The CMR evaluation is routinely utilized in our institution for evaluation patients with congenital heart diseases and cardiomyopathies including hypertrophic. The investigated cohort of 55 children was initially recruited for our research grant. There were no children excluded from this study based on CMR findings or due to any device implantation.

 

Comment 2

Left atrial size and function indices are recognized as indirect signs of left ventricular diastolic dysfunction. However, HCM patients may show a varying impairment due to stable or fluctuant LV obstruction. The left atrial burden can be quite different in patients with or without LV obstruction. In patients with SAM-related obstruction, the amount of correlated mitral regurgitation may categorize different forms of left-atrial impairment and correlated adverse events. The Authors should re-categorize the patient subgroup according to LV obstruction and the severity of related mitral regurgitation.

 

Answer to comment 2

We previously demonstrated that ventricular and atrial dynamics in children are mostly associated with LVOT obstruction. However, in adults Kowallick et al demonstrated the LA dynamics can be linked with LV fibrosis. On the other hand, it appears the LVOT gradient is inversely associated with risk in children with HCM. That finding was underlined by Norrish et al based on recent, large pediatric series. We performed further statistical analysis which can be found in Supplementary Materials; the predictive performance of presence of LVOTO, LVOT gradient and mitral regurgitation, analyzed as single prognostic factors, were low and significantly lower than investigated algorithms. Moreover, the Kaplan-Meyer curves showed no differences in survival between children with and without LVOTO. Therefore, although LVOTO is associated with the atrial dynamics it cannot replace the additional prognostic value of atrial mechanical parameters.
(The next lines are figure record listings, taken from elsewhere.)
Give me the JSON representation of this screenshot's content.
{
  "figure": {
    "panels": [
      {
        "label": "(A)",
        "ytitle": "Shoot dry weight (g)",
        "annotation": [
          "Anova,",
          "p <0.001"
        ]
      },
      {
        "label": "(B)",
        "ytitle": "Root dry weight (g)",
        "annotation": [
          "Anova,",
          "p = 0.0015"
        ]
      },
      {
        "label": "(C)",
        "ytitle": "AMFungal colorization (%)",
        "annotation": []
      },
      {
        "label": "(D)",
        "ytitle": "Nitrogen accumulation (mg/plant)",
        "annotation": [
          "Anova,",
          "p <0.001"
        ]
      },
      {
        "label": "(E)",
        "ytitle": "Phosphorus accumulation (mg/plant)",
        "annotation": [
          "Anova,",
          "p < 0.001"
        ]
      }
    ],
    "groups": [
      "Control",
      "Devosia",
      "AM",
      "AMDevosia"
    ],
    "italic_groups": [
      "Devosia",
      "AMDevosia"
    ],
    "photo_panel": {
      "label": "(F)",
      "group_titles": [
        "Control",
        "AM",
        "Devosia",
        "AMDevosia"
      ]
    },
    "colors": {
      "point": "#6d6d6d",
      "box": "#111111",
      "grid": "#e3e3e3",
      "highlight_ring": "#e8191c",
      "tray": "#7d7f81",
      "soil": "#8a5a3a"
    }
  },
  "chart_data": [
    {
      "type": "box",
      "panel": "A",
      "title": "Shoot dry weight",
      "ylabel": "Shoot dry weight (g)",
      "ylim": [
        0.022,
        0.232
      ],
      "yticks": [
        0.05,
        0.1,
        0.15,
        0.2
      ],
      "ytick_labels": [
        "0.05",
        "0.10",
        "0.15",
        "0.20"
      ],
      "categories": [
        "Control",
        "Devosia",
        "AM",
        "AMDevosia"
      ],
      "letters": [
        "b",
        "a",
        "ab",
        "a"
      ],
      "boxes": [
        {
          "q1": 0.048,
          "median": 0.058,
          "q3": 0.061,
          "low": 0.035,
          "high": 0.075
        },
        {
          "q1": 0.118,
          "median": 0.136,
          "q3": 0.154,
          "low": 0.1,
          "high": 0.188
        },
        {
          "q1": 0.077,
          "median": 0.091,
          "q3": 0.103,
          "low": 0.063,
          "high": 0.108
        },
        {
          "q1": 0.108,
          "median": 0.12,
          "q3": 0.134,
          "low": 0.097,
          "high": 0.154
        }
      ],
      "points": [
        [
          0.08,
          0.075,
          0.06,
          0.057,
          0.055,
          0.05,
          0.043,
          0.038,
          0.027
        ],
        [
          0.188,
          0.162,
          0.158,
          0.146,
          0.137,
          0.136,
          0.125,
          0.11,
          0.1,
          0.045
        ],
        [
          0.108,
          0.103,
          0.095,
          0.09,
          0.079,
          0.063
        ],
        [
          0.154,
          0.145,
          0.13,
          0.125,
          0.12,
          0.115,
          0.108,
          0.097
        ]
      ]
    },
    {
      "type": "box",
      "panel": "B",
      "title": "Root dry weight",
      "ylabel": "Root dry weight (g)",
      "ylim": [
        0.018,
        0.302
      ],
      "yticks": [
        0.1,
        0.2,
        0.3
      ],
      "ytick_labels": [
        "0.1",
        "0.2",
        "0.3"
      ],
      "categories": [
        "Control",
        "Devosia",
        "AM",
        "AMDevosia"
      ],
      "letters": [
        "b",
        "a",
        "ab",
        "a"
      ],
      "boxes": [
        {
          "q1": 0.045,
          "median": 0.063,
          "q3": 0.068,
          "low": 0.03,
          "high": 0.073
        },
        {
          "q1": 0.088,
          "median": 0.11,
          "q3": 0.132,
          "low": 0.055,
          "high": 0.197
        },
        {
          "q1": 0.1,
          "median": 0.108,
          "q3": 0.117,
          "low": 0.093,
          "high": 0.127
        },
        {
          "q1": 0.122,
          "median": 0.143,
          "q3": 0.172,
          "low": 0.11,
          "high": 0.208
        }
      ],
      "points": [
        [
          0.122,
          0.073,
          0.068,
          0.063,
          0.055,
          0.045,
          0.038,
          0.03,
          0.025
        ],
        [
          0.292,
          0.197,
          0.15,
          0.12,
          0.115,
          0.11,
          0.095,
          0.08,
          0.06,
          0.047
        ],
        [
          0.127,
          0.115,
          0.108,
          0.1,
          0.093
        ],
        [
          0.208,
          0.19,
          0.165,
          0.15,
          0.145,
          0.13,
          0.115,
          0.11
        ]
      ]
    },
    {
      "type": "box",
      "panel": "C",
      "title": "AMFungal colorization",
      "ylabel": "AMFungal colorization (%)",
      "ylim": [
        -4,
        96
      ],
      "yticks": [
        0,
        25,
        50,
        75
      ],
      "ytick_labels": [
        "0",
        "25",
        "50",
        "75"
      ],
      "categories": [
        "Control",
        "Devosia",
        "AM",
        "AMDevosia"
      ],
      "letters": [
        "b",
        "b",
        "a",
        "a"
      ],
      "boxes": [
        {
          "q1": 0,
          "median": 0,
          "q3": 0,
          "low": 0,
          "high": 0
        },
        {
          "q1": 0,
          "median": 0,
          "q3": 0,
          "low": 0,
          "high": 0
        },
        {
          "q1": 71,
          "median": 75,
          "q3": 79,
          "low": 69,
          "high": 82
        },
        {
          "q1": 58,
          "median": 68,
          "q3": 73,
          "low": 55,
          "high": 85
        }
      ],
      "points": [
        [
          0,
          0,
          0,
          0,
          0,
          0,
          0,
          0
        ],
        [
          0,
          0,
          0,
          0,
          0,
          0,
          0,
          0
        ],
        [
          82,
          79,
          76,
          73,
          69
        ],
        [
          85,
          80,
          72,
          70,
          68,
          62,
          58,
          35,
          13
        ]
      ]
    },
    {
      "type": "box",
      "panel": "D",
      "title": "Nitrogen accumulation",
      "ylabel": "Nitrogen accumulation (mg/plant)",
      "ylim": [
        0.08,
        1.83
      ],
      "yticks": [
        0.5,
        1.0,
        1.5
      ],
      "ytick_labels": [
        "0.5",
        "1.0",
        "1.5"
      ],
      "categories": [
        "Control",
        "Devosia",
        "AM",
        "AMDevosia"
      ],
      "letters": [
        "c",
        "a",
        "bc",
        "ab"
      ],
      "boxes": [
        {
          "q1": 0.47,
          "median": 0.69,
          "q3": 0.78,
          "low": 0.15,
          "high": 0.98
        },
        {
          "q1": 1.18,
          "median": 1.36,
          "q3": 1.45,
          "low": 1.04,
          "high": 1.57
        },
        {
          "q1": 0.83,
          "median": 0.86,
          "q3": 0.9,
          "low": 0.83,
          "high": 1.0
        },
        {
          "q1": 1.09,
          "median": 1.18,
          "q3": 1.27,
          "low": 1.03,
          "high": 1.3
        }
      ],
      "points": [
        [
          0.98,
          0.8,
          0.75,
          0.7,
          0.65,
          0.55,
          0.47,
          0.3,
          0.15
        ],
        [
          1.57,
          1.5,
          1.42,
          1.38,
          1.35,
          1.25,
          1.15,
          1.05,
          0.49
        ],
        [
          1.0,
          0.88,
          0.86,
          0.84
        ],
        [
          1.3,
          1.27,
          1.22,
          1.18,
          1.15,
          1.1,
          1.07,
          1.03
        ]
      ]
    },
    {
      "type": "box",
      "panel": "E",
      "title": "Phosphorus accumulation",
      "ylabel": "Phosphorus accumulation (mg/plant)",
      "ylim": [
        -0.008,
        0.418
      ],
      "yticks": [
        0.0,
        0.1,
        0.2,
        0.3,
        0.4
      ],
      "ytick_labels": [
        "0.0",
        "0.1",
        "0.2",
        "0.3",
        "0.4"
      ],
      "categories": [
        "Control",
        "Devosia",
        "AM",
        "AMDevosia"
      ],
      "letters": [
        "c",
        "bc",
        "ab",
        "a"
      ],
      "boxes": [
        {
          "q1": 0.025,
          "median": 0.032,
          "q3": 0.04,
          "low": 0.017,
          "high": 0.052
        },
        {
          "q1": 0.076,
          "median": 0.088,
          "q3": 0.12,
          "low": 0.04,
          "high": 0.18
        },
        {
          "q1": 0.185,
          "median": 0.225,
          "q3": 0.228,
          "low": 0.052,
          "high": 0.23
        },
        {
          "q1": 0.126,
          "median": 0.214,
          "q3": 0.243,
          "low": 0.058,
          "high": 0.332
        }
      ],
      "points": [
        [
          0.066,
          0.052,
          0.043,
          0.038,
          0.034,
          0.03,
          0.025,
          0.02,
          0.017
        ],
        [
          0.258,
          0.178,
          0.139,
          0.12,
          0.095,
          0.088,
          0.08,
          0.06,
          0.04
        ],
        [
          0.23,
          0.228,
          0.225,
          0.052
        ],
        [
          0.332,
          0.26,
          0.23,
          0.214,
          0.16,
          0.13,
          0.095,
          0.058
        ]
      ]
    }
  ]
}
Surely, all the interaction between degree of LVOTO, survival and atrial dynamics are not sufficiently explored and need to be studied in future studies. We are afraid that the further reclassifications may disturb the concept and design of this study and deliver distorted and the incompressible results.

 

Comment 3

In HCM patients, left atrial function may also be impaired by primary atrial myopathy. Analysis of fibrosis of the left atrial wall could have provided further information for risk stratification, concomitant with or independent of the hemodynamic burden.

 

Answer to comment 3

The dedicated sequences for atrial fibrosis assessment was not performed in our study cohort. The existing LGE images, especially in small children, are not diagnostic enough the credibly evaluate atrial scar.

 

Round 2

Reviewer 1 Report

I think this is an interesting study which is well designed and presented. The findings add to the literature trying to predict outcomes in a very challenging disease and lay groundwork for future larger, multicenter studies. There are minor formatting issues: 1) spacing with n(%) is not uniform in Supplemental Table 1. 2) the legend covers up part of the Kaplan Meier curve on a few graphs.

Reviewer 2 Report

The Authors have appropriately changed the manuscript.